[VOIPSEC] Vonage To Make 911 An 'Opt-Out' Option
Kirill Bolshakov
kirill at sjlabs.com
Fri May 13 18:32:00 BST 2005
Robert Moskowitz wrote:
> At 12:53 AM 5/13/2005, Candace Holman wrote:
>
>> Some locations don't provide traditional 911 access for VoIP, it just
>> connects to an out of band administrative line at the answer point.
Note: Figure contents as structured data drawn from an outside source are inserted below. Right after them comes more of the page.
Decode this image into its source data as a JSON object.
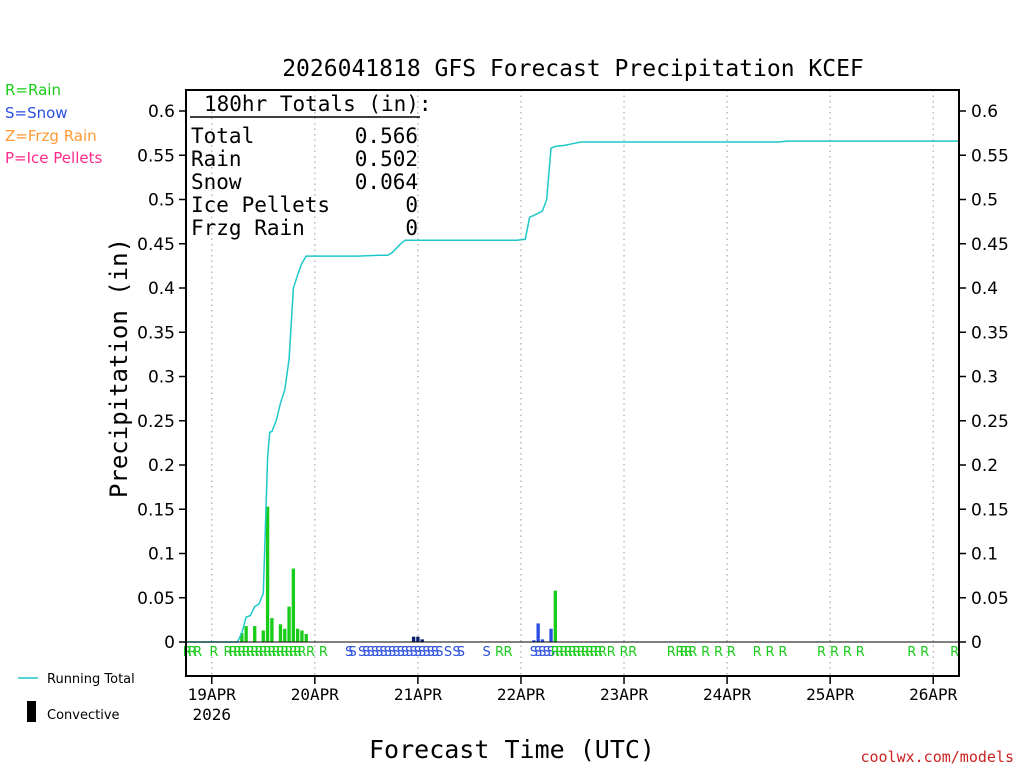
{
  "legend": {
    "rain": {
      "text": "R=Rain",
      "color": "#19cc19"
    },
    "snow": {
      "text": "S=Snow",
      "color": "#2b4fe0"
    },
    "frzg": {
      "text": "Z=Frzg Rain",
      "color": "#ff9933"
    },
    "ice": {
      "text": "P=Ice Pellets",
      "color": "#ff2a8a"
    },
    "running_total": "Running Total",
    "convective": "Convective"
  },
  "watermark": "coolwx.com/models",
  "totals_box": {
    "header": "180hr Totals (in):",
    "rows": [
      {
        "label": "Total",
        "value": "0.566"
      },
      {
        "label": "Rain",
        "value": "0.502"
      },
      {
        "label": "Snow",
        "value": "0.064"
      },
      {
        "label": "Ice Pellets",
        "value": "0"
      },
      {
        "label": "Frzg Rain",
        "value": "0"
      }
    ]
  },
  "chart_data": {
    "type": "bar+line",
    "title": "2026041818 GFS Forecast Precipitation KCEF",
    "xlabel": "Forecast Time (UTC)",
    "ylabel": "Precipitation (in)",
    "xlim_hours": [
      0,
      180
    ],
    "ylim": [
      -0.04,
      0.63
    ],
    "y_ticks": [
      "0",
      "0.05",
      "0.1",
      "0.15",
      "0.2",
      "0.25",
      "0.3",
      "0.35",
      "0.4",
      "0.45",
      "0.5",
      "0.55",
      "0.6"
    ],
    "x_ticks": [
      {
        "hour": 6,
        "label": "19APR",
        "sublabel": "2026"
      },
      {
        "hour": 30,
        "label": "20APR"
      },
      {
        "hour": 54,
        "label": "21APR"
      },
      {
        "hour": 78,
        "label": "22APR"
      },
      {
        "hour": 102,
        "label": "23APR"
      },
      {
        "hour": 126,
        "label": "24APR"
      },
      {
        "hour": 150,
        "label": "25APR"
      },
      {
        "hour": 174,
        "label": "26APR"
      }
    ],
    "colors": {
      "rain": "#19cc19",
      "snow": "#2b4fe0",
      "snow_conv": "#0a1e6e",
      "line": "#1ec8c8",
      "grid": "#aaaaaa"
    },
    "bars": [
      {
        "h": 13,
        "v": 0.01,
        "t": "R"
      },
      {
        "h": 14,
        "v": 0.018,
        "t": "R"
      },
      {
        "h": 16,
        "v": 0.018,
        "t": "R"
      },
      {
        "h": 18,
        "v": 0.013,
        "t": "R"
      },
      {
        "h": 19,
        "v": 0.153,
        "t": "R"
      },
      {
        "h": 20,
        "v": 0.027,
        "t": "R"
      },
      {
        "h": 22,
        "v": 0.02,
        "t": "R"
      },
      {
        "h": 23,
        "v": 0.015,
        "t": "R"
      },
      {
        "h": 24,
        "v": 0.04,
        "t": "R"
      },
      {
        "h": 25,
        "v": 0.083,
        "t": "R"
      },
      {
        "h": 26,
        "v": 0.015,
        "t": "R"
      },
      {
        "h": 27,
        "v": 0.013,
        "t": "R"
      },
      {
        "h": 28,
        "v": 0.009,
        "t": "R"
      },
      {
        "h": 53,
        "v": 0.006,
        "t": "S",
        "conv": true
      },
      {
        "h": 54,
        "v": 0.006,
        "t": "S",
        "conv": true
      },
      {
        "h": 55,
        "v": 0.003,
        "t": "S",
        "conv": true
      },
      {
        "h": 81,
        "v": 0.002,
        "t": "S"
      },
      {
        "h": 82,
        "v": 0.021,
        "t": "S"
      },
      {
        "h": 83,
        "v": 0.003,
        "t": "S"
      },
      {
        "h": 85,
        "v": 0.015,
        "t": "S"
      },
      {
        "h": 86,
        "v": 0.058,
        "t": "R"
      }
    ],
    "running_total": [
      [
        0,
        0
      ],
      [
        12,
        0
      ],
      [
        13,
        0.01
      ],
      [
        14,
        0.028
      ],
      [
        15,
        0.03
      ],
      [
        16,
        0.04
      ],
      [
        17,
        0.043
      ],
      [
        18,
        0.055
      ],
      [
        19,
        0.208
      ],
      [
        19.5,
        0.237
      ],
      [
        20,
        0.238
      ],
      [
        21,
        0.25
      ],
      [
        22,
        0.27
      ],
      [
        23,
        0.285
      ],
      [
        24,
        0.32
      ],
      [
        25,
        0.4
      ],
      [
        26,
        0.415
      ],
      [
        27,
        0.428
      ],
      [
        28,
        0.436
      ],
      [
        29,
        0.436
      ],
      [
        30,
        0.436
      ],
      [
        40,
        0.436
      ],
      [
        45,
        0.437
      ],
      [
        47,
        0.437
      ],
      [
        48,
        0.44
      ],
      [
        50,
        0.45
      ],
      [
        51,
        0.454
      ],
      [
        54,
        0.454
      ],
      [
        77,
        0.454
      ],
      [
        79,
        0.455
      ],
      [
        80,
        0.48
      ],
      [
        81,
        0.482
      ],
      [
        83,
        0.487
      ],
      [
        84,
        0.5
      ],
      [
        85,
        0.558
      ],
      [
        86,
        0.56
      ],
      [
        88,
        0.561
      ],
      [
        90,
        0.563
      ],
      [
        92,
        0.565
      ],
      [
        99,
        0.565
      ],
      [
        120,
        0.565
      ],
      [
        138,
        0.565
      ],
      [
        140,
        0.566
      ],
      [
        180,
        0.566
      ]
    ],
    "ptype_letters": [
      {
        "h": 0.3,
        "t": "R"
      },
      {
        "h": 1.5,
        "t": "R"
      },
      {
        "h": 2.7,
        "t": "R"
      },
      {
        "h": 6.5,
        "t": "R"
      },
      {
        "h": 9.8,
        "t": "R"
      },
      {
        "h": 11,
        "t": "R"
      },
      {
        "h": 12,
        "t": "R"
      },
      {
        "h": 13,
        "t": "R"
      },
      {
        "h": 14,
        "t": "R"
      },
      {
        "h": 15,
        "t": "R"
      },
      {
        "h": 16,
        "t": "R"
      },
      {
        "h": 17,
        "t": "R"
      },
      {
        "h": 18,
        "t": "R"
      },
      {
        "h": 19,
        "t": "R"
      },
      {
        "h": 20,
        "t": "R"
      },
      {
        "h": 21,
        "t": "R"
      },
      {
        "h": 22,
        "t": "R"
      },
      {
        "h": 23,
        "t": "R"
      },
      {
        "h": 24,
        "t": "R"
      },
      {
        "h": 25,
        "t": "R"
      },
      {
        "h": 26,
        "t": "R"
      },
      {
        "h": 27,
        "t": "R"
      },
      {
        "h": 29,
        "t": "R"
      },
      {
        "h": 32,
        "t": "R"
      },
      {
        "h": 38,
        "t": "S"
      },
      {
        "h": 38.8,
        "t": "S"
      },
      {
        "h": 41,
        "t": "S"
      },
      {
        "h": 42,
        "t": "S"
      },
      {
        "h": 43,
        "t": "S"
      },
      {
        "h": 44,
        "t": "S"
      },
      {
        "h": 45,
        "t": "S"
      },
      {
        "h": 46,
        "t": "S"
      },
      {
        "h": 47,
        "t": "S"
      },
      {
        "h": 48,
        "t": "S"
      },
      {
        "h": 49,
        "t": "S"
      },
      {
        "h": 50,
        "t": "S"
      },
      {
        "h": 51,
        "t": "S"
      },
      {
        "h": 52,
        "t": "S"
      },
      {
        "h": 53,
        "t": "S"
      },
      {
        "h": 54,
        "t": "S"
      },
      {
        "h": 55,
        "t": "S"
      },
      {
        "h": 56,
        "t": "S"
      },
      {
        "h": 57,
        "t": "S"
      },
      {
        "h": 58,
        "t": "S"
      },
      {
        "h": 59,
        "t": "S"
      },
      {
        "h": 61,
        "t": "S"
      },
      {
        "h": 63,
        "t": "S"
      },
      {
        "h": 64,
        "t": "S"
      },
      {
        "h": 70,
        "t": "S"
      },
      {
        "h": 73,
        "t": "R"
      },
      {
        "h": 75,
        "t": "R"
      },
      {
        "h": 81,
        "t": "S"
      },
      {
        "h": 82,
        "t": "S"
      },
      {
        "h": 83,
        "t": "S"
      },
      {
        "h": 84,
        "t": "S"
      },
      {
        "h": 85,
        "t": "S"
      },
      {
        "h": 86,
        "t": "R"
      },
      {
        "h": 87,
        "t": "R"
      },
      {
        "h": 88,
        "t": "R"
      },
      {
        "h": 89,
        "t": "R"
      },
      {
        "h": 90,
        "t": "R"
      },
      {
        "h": 91,
        "t": "R"
      },
      {
        "h": 92,
        "t": "R"
      },
      {
        "h": 93,
        "t": "R"
      },
      {
        "h": 94,
        "t": "R"
      },
      {
        "h": 95,
        "t": "R"
      },
      {
        "h": 96,
        "t": "R"
      },
      {
        "h": 97,
        "t": "R"
      },
      {
        "h": 99,
        "t": "R"
      },
      {
        "h": 102,
        "t": "R"
      },
      {
        "h": 104,
        "t": "R"
      },
      {
        "h": 113,
        "t": "R"
      },
      {
        "h": 115,
        "t": "R"
      },
      {
        "h": 116,
        "t": "R"
      },
      {
        "h": 117,
        "t": "R"
      },
      {
        "h": 118,
        "t": "R"
      },
      {
        "h": 121,
        "t": "R"
      },
      {
        "h": 124,
        "t": "R"
      },
      {
        "h": 127,
        "t": "R"
      },
      {
        "h": 133,
        "t": "R"
      },
      {
        "h": 136,
        "t": "R"
      },
      {
        "h": 139,
        "t": "R"
      },
      {
        "h": 148,
        "t": "R"
      },
      {
        "h": 151,
        "t": "R"
      },
      {
        "h": 154,
        "t": "R"
      },
      {
        "h": 157,
        "t": "R"
      },
      {
        "h": 169,
        "t": "R"
      },
      {
        "h": 172,
        "t": "R"
      },
      {
        "h": 179,
        "t": "R"
      }
    ]
  }
}
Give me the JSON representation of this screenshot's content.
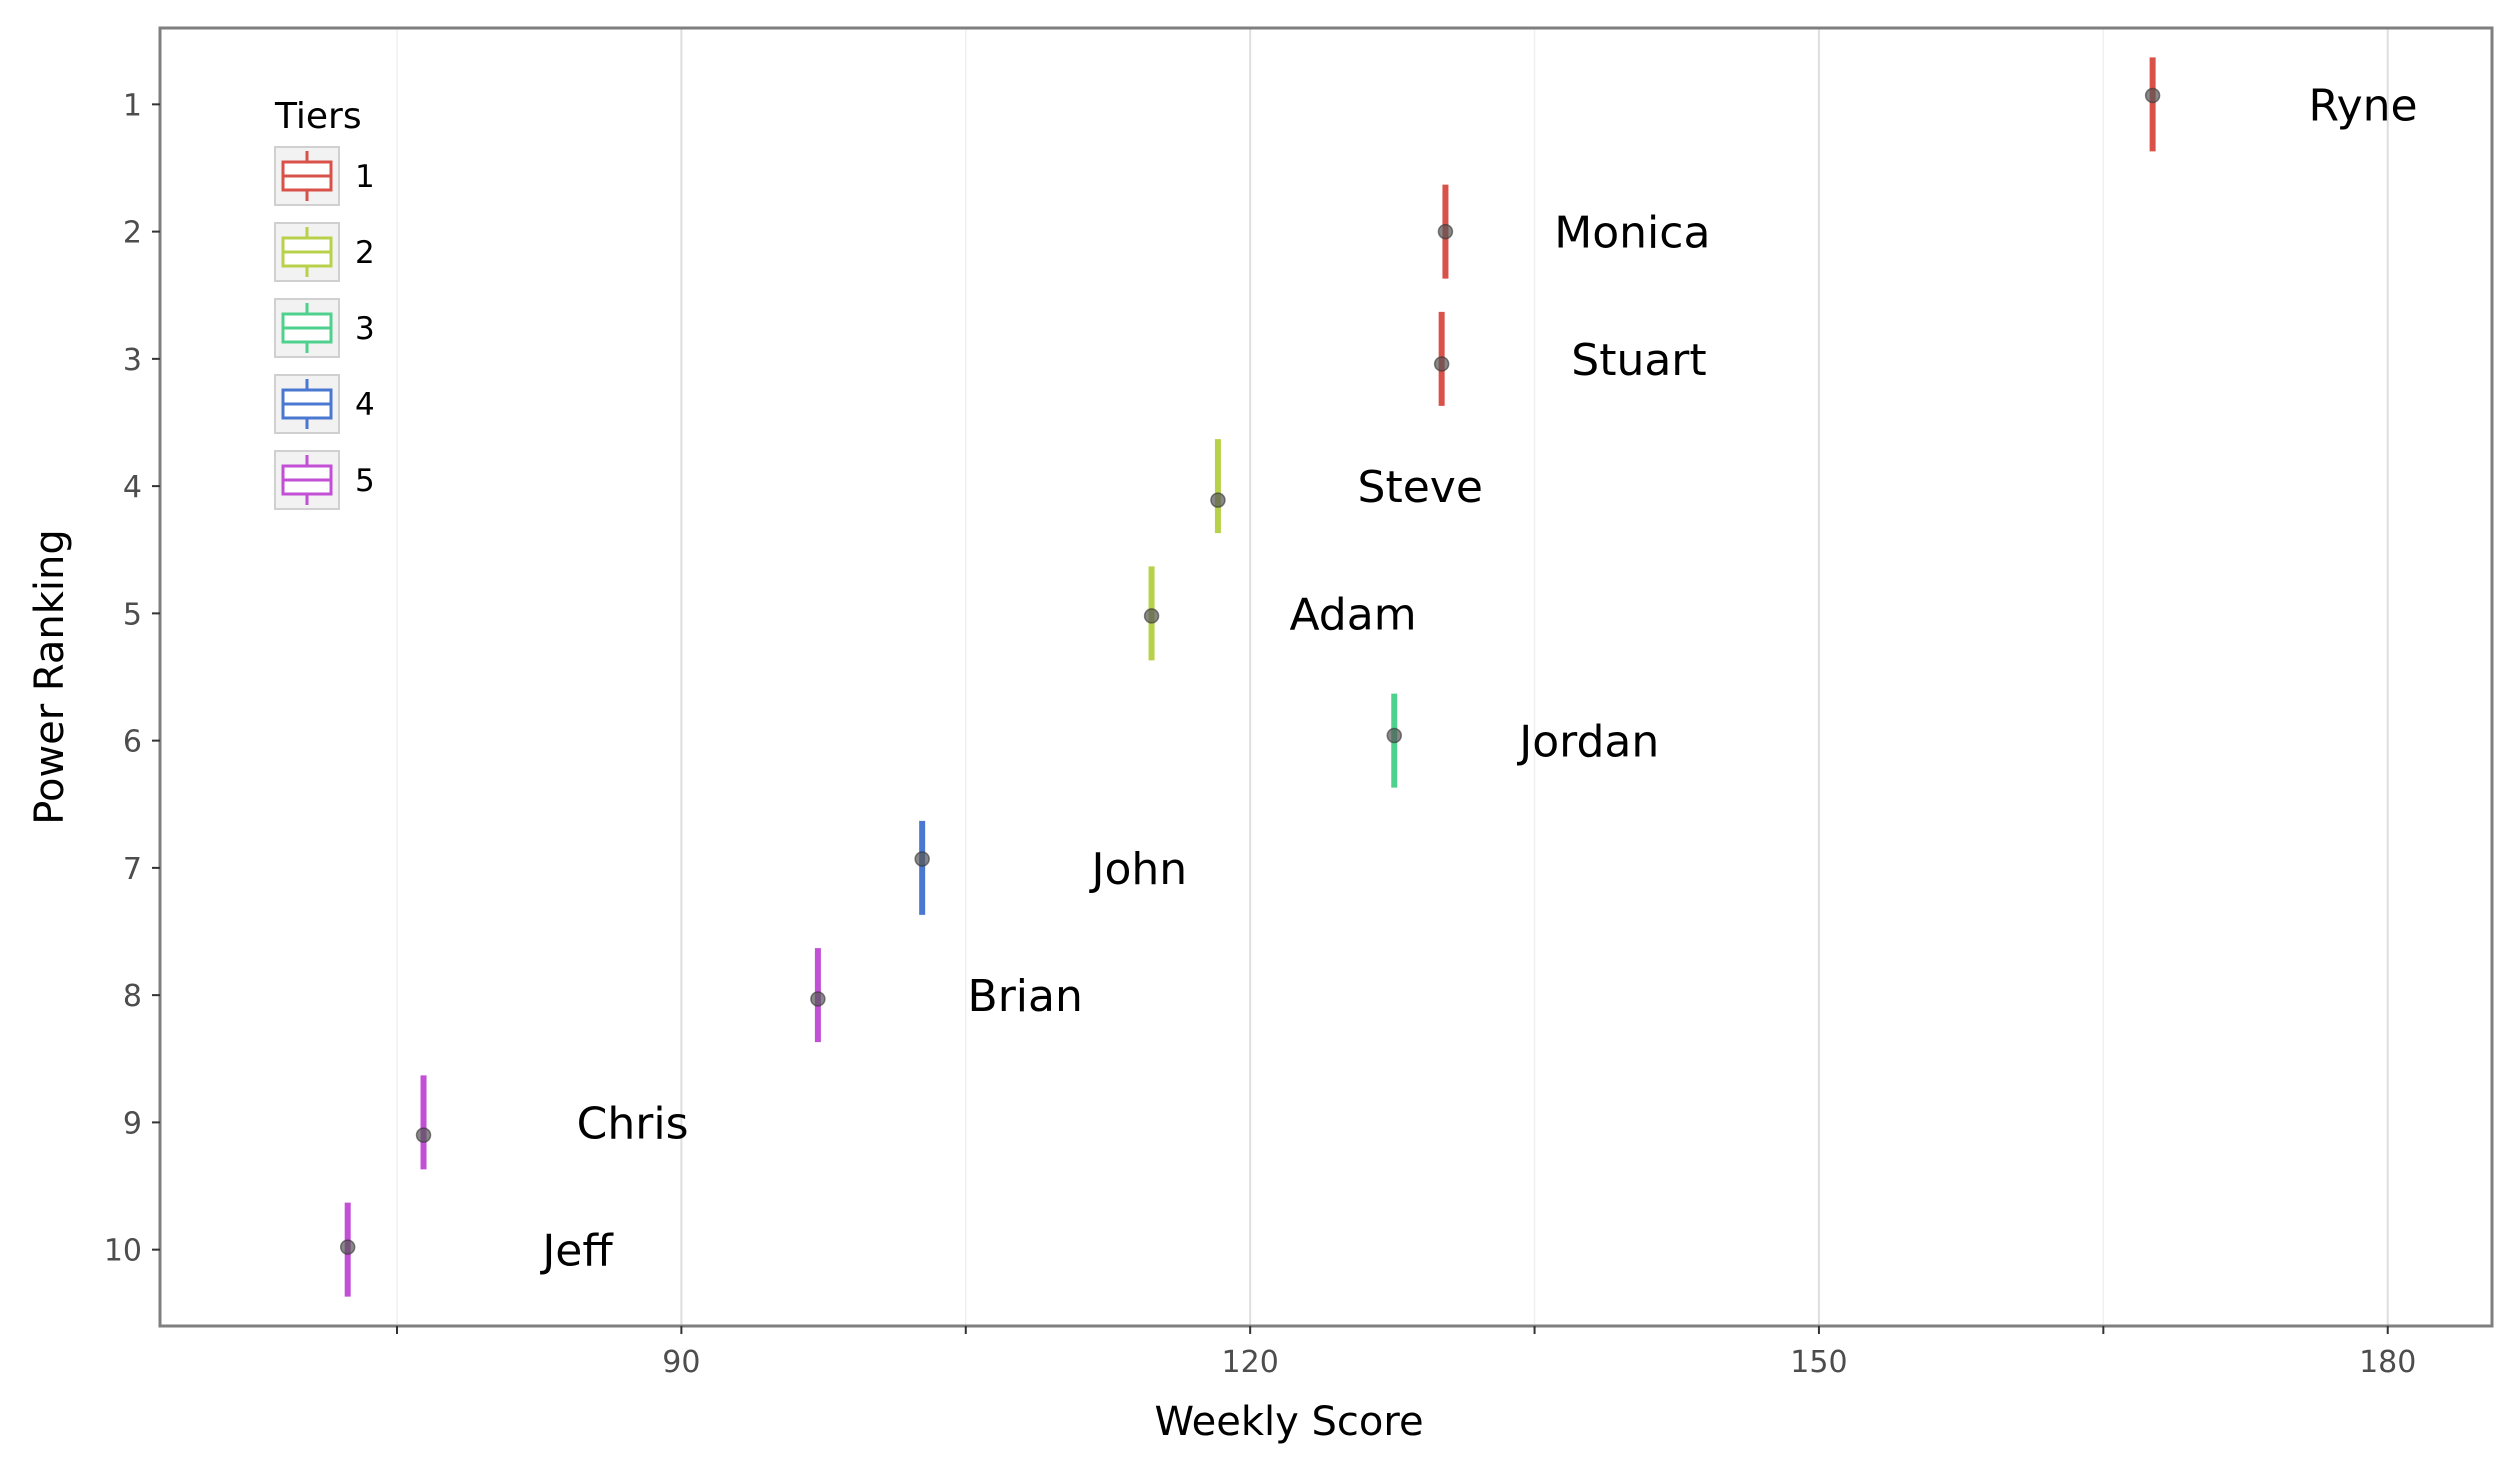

>> They are supposed to make sure that the answer point is aware that
>> emergency calls may come in on that admin line. But in terms of
>> security, instead of having to go to the trouble of snipping your
>> phone or cable wires, with this in place a criminal attacker can just
>> hack your Vonage account to disable your emergency communication line.
>
>
> How does one hack a Vonage account?
>
> I can only think of three ways: Standard SSL MITM attacks (requires
> shared media), Keystroke capturing spyware, attacks against Vonage
> account server. Number 2 is the most vunerable, it would seem. And the
> attacker would typically be after things other than disabling emergency
> communications?
>
>
> Robert Moskowitz
> Senior Technical Director
> ICSA Labs, a division of Cybertrust, Inc.
> W: 248-968-9809
> F: 248-968-2824
> VoIP: 248-291-0713
> E: rgm at icsalabs.com
>
> There's no limit to what can be accomplished if it doesn't matter who
> gets the credit
I would suggest considering a couple more ways of either getting into
the signaling path (for attacks on digest auth or for providing fake
servers) or obtaining the password:
If DNS is used, the attack may be mounted against the DNS server the
client is using. All SIP traffic gets redirected to the adversary's
server. Then setup a fake server (including fake emergency service),
mount an attack on digest auth, etc.
Using the achievements of the previous attack, or by simply calling the
user's UA, a PROTOS-like attack may be mounted against the UA software
implementation. In case there are flaws in the implementation, this will
lead to either DoS or remote control of the UA. In the latter case, an
attempt to fetch user's login/password is a natural step.